During the first few months of the Bankruptcy Case, and continuing through to the present, the Debtor was primarily focused on completing the construction of the Project. Due to the natural and some unanticipated difficulties and delays in construction, the Debtor and its agents have expended, and continue to expend, substantial time and resources working towards this goal. Unfortunately, the Debtor missed multiple agreed construction milestones and completion of the Project has slipped by months. To assist the Debtor with construction issues, the Debtor recently retained Spire Consulting Group, LLC as its construction consultant, pursuant to an order entered by the Court on September 9, 2022. As of this filing, all of the Project’s cottages are completed and most have temporary certificates of occupancy, while the Project’s apartment tower is scheduled for completion in early 2023.

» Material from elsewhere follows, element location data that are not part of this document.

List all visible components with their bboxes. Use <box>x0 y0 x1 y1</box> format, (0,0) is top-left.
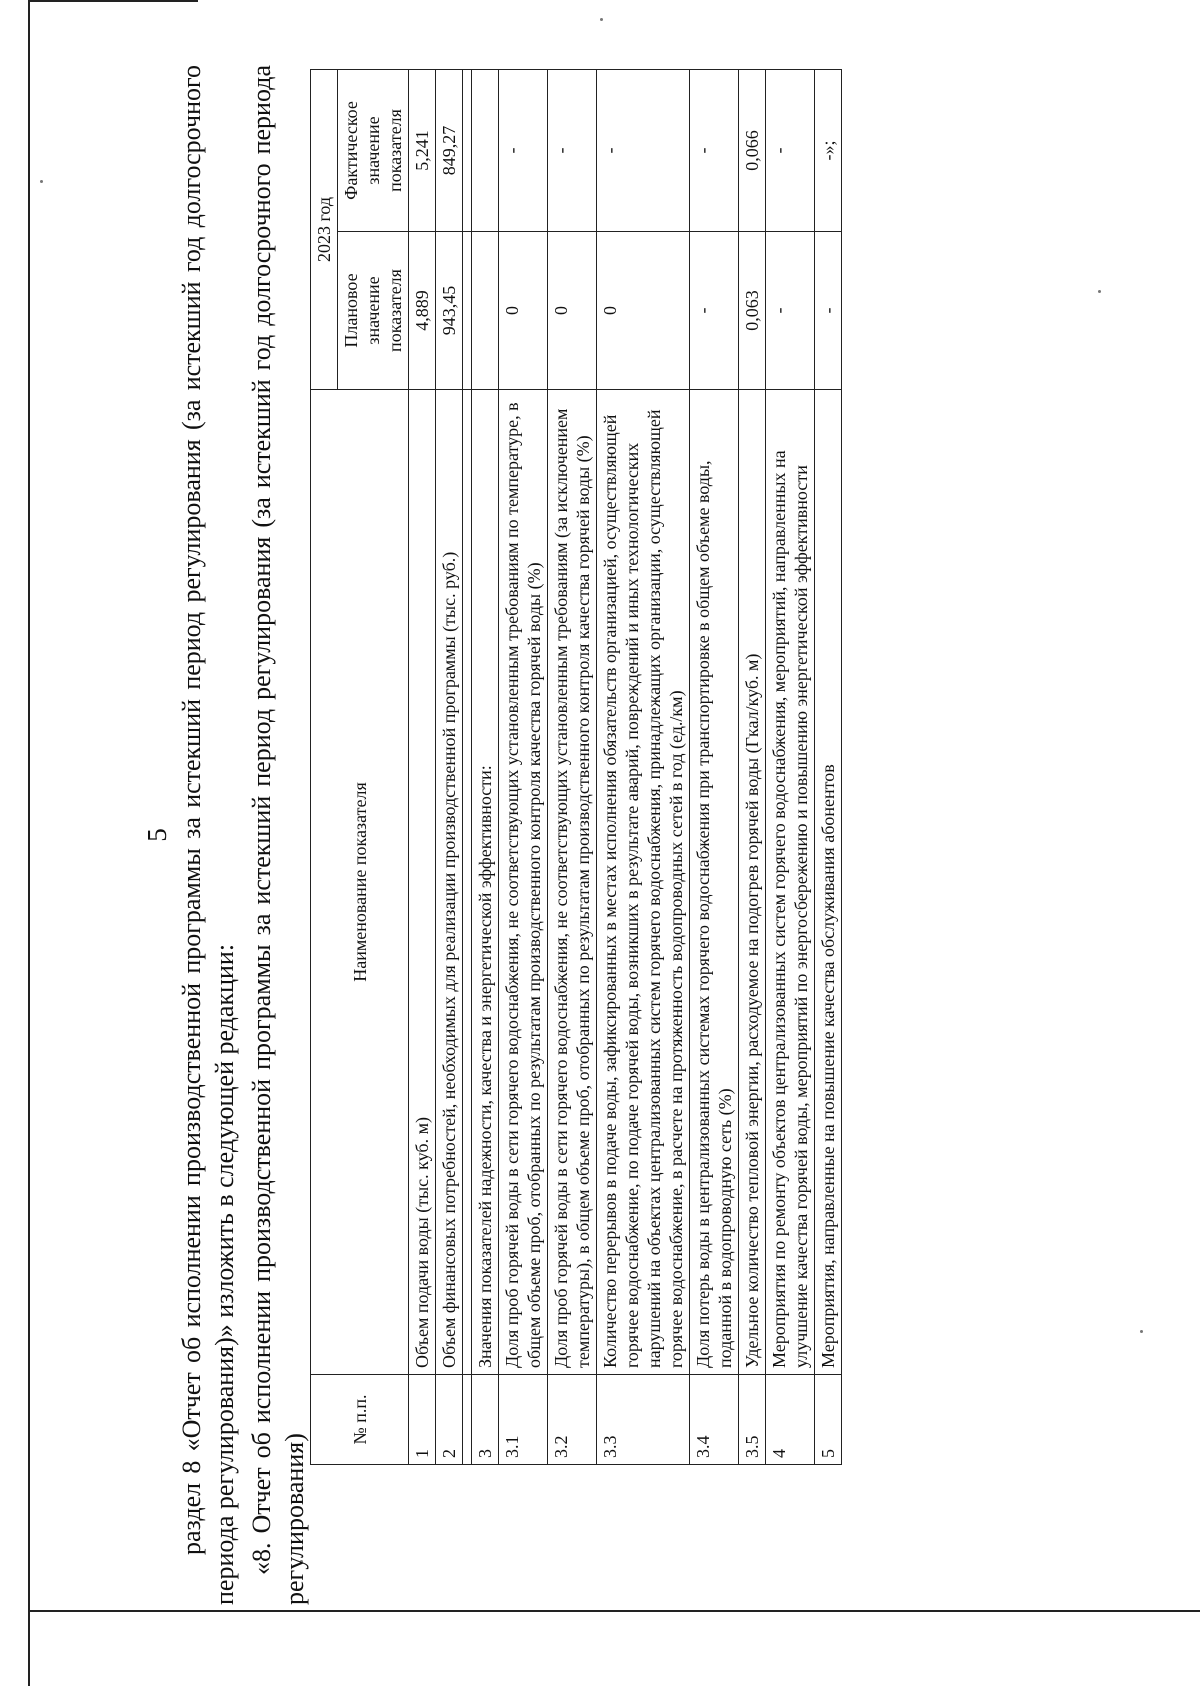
intro-paragraph-2: «8. Отчет об исполнении производственной программы за истекший период регулирования (за истекший год долгосрочного периода регулирования) <box>247 65 309 1605</box>
row-name: Объем подачи воды (тыс. куб. м) <box>409 390 436 1375</box>
row-plan: - <box>690 232 739 390</box>
row-fact <box>472 69 499 231</box>
scan-speck <box>40 180 43 183</box>
intro-text <box>175 65 315 1605</box>
page-number: 5 <box>142 828 172 842</box>
row-num: 3.1 <box>499 1375 548 1465</box>
row-name: Доля проб горячей воды в сети горячего водоснабжения, не соответствующих установленным требованиям по температуре, в общем объеме проб, отобранных по результатам производственного контроля качества горячей воды (%) <box>499 390 548 1375</box>
row-num: 3.3 <box>597 1375 690 1465</box>
table-row <box>739 69 766 1464</box>
row-plan: 0,063 <box>739 232 766 390</box>
row-name: Удельное количество тепловой энергии, расходуемое на подогрев горячей воды (Гкал/куб. м) <box>739 390 766 1375</box>
row-fact: - <box>690 69 739 231</box>
table-row <box>815 69 842 1464</box>
table-row <box>409 69 436 1464</box>
row-num: 4 <box>766 1375 815 1465</box>
row-num: 5 <box>815 1375 842 1465</box>
row-plan: 0 <box>548 232 597 390</box>
table-row <box>690 69 739 1464</box>
scan-edge-bottom <box>28 1610 1200 1612</box>
table-spacer-row <box>463 69 472 1464</box>
table-row <box>597 69 690 1464</box>
row-plan: 0 <box>499 232 548 390</box>
row-name: Объем финансовых потребностей, необходимых для реализации производственной программы (тыс. руб.) <box>436 390 463 1375</box>
row-plan: 4,889 <box>409 232 436 390</box>
row-name: Количество перерывов в подаче воды, зафиксированных в местах исполнения обязательств организацией, осуществляющей горячее водоснабжение, по подаче горячей воды, возникших в результате аварий, повреждений и иных технологических нарушений на объектах централизованных систем горячего водоснабжения, принадлежащих организации, осуществляющей горячее водоснабжение, в расчете на протяженность водопроводных сетей в год (ед./км) <box>597 390 690 1375</box>
row-plan: - <box>815 232 842 390</box>
row-fact: - <box>766 69 815 231</box>
row-num: 3 <box>472 1375 499 1465</box>
row-plan <box>472 232 499 390</box>
row-name: Доля потерь воды в централизованных системах горячего водоснабжения при транспортировке в общем объеме воды, поданной в водопроводную сеть (%) <box>690 390 739 1375</box>
header-year: 2023 год <box>311 69 338 389</box>
header-fact: Фактическое значение показателя <box>338 69 409 231</box>
row-name: Значения показателей надежности, качества и энергетической эффективности: <box>472 390 499 1375</box>
row-fact: 849,27 <box>436 69 463 231</box>
row-fact: - <box>499 69 548 231</box>
scan-edge-top <box>28 0 198 2</box>
row-plan: - <box>766 232 815 390</box>
row-num: 2 <box>436 1375 463 1465</box>
header-plan: Плановое значение показателя <box>338 232 409 390</box>
report-table <box>310 69 842 1465</box>
row-name: Мероприятия по ремонту объектов централизованных систем горячего водоснабжения, мероприятий, направленных на улучшение качества горячей воды, мероприятий по энергосбережению и повышению энергетической эффективности <box>766 390 815 1375</box>
table-row <box>499 69 548 1464</box>
row-plan: 943,45 <box>436 232 463 390</box>
row-fact: - <box>597 69 690 231</box>
row-name: Мероприятия, направленные на повышение качества обслуживания абонентов <box>815 390 842 1375</box>
header-num: № п.п. <box>311 1375 409 1465</box>
row-num: 3.5 <box>739 1375 766 1465</box>
intro-paragraph-1: раздел 8 «Отчет об исполнении производственной программы за истекший период регулирования (за истекший год долгосрочного периода регулирования)» изложить в следующей редакции: <box>177 65 239 1605</box>
row-fact: -»; <box>815 69 842 231</box>
table-row <box>766 69 815 1464</box>
row-num: 1 <box>409 1375 436 1465</box>
row-plan: 0 <box>597 232 690 390</box>
row-num: 3.4 <box>690 1375 739 1465</box>
header-name: Наименование показателя <box>311 390 409 1375</box>
table-row <box>548 69 597 1464</box>
scan-edge-left <box>28 0 30 1686</box>
row-fact: 0,066 <box>739 69 766 231</box>
row-num: 3.2 <box>548 1375 597 1465</box>
table-row <box>436 69 463 1464</box>
table-row <box>472 69 499 1464</box>
row-fact: - <box>548 69 597 231</box>
row-name: Доля проб горячей воды в сети горячего водоснабжения, не соответствующих установленным требованиям (за исключением температуры), в общем объеме проб, отобранных по результатам производственного контроля качества горячей воды (%) <box>548 390 597 1375</box>
rotated-page-content <box>130 65 1190 1605</box>
row-fact: 5,241 <box>409 69 436 231</box>
scan-speck <box>600 18 603 21</box>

Commencing in August 2022, the Debtor opened negotiations with the Bond Trustee regarding the terms of a potentially consensual Chapter 11 plan of reorganization. Following an in-person negotiation, the parties retained Mark Andrews to serve as a mediator and they mediated in-person all day on September 27, 2022. Although no settlement was reached on that day, the parties and the meditator agreed to continue negotiations. On October 17, 2022, the mediator transmitted a mediator’s proposal to the parties and invited a further in-person mediation session. The parties mediated again in person on November 21, 2022. The Debtor continues to assess a negotiated plan with the Bond Trustee and intends to continue working with the mediator on a potential consensual Chapter 11 plan of reorganization.”
About the Debtor
According to the Debtor: “Bridgemoor @ Plano senior apartments will have a variety of one and two bedroom floor plans that are perfect for independent adults. Every apartment home will include internet service, basic cable, camera doorbells, ceiling fans, an all-electric kitchen with a pantry and breakfast bar, washer and dryer connections, extra private storage and a balcony or patio. Select homes come with an attached garage or a study. We feature both single-story and mid-rise apartment living. We understand that pets are family too, which is why we will be a pet-friendly community.”